The King’s Theatre Edinburgh in Leven Street hosts back stage tours of this wonderful theatre every month (their sister The Festival Theatre does the same), and if you ever wondered what goes on behind the stage at a working theatre then this tour (you have to pre-book) is for you.
This tour takes you to all levels of the theatre’s public space – from up in the gods in the upper circle to down into the stalls. You also get the chance to go behind the scenes and see just how much space is required in a theatre to put on the production that you see on stage. Depending on the company behind any production performing at the theatre you might also get the chance to stand on stage and look out at where you normally sit. Today we all got that chance as the company behind the current production “Breakfast at Tiffany’s” were happy for us all to be on stage, but with strict instructions that no photographs were taken of their set.

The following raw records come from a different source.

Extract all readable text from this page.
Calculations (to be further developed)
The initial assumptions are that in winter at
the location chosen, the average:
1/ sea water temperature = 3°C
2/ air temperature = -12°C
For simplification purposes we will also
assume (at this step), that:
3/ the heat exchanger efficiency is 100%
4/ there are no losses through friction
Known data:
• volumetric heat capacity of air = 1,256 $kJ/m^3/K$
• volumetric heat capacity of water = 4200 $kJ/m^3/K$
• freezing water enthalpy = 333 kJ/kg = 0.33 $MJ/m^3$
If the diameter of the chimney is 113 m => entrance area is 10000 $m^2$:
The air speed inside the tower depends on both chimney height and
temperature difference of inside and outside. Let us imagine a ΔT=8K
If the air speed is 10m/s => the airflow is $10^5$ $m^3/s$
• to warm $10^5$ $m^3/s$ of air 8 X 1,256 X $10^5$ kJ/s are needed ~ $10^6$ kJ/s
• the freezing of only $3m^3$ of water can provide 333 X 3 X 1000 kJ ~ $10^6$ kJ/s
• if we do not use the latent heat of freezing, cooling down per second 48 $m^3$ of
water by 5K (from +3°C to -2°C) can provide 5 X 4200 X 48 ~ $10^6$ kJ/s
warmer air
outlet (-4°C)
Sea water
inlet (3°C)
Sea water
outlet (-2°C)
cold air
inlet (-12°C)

We also got the chance to go underneath the stage and see for ourselves the original Edwardian machinery that still works and raises or lowers the orchestra pit. Unfortunately, we are no longer able to see the stream that still runs underneath this theatre. The stream is here because the theatre was built on the site of a distillery, and paintings and photographs still exist of this distillery and the shops that once made up this space.
Even if you have no interest in theatre, this building itself is worth going onto the tour to see as it still retains its classic art nouveau interior, and as you walk round this wonderful building you are given a brief introduction to its history.
The King’s Theatre took only a year to build and was opened in 1906. Underneath the foundation stone laid by Andrew Carnegie there is a time capsule from this date that has yet never been opened. After an early change of ownership the theatre was owned for many years by members of The Cruikshank family until it was taken over in the 1950s by the old Edinburgh Corporation until it became part of “Festival Theatres Trust” along with the Festival Theatre. During the 1950s the building underwent major interior re-construction and the current seating for just over 1,300 is nearly half of its original capacity.
This classic building was designed by James Davidson of Coatbridge with interior design by Kirkcaldy architect J D Swanson. Unfortunately many records of the building were not kept at the time, but it is possible that the wonderful stained glass panels of the doors and bar on the first floor were by Stephen Adam of Glasgow. Taking modern centre piece now though is the wonderful art on the theatres interior dome designed and painted by artist and playwright John Byrne (and a small team) in 2013.
The King’s Theatre has been a much loved part of Edinburgh life for over 100 years and not for nothing is still affectionately called by some people “The Grand Old Lady of Leven Street”.
Backstage tours normally take place on the first Saturday of each month, at 10.30am, and cost £7.50 including tea/coffee and biscuits at the end of the tour. Bespoke tours for groups of up to 25 people can also be arranged.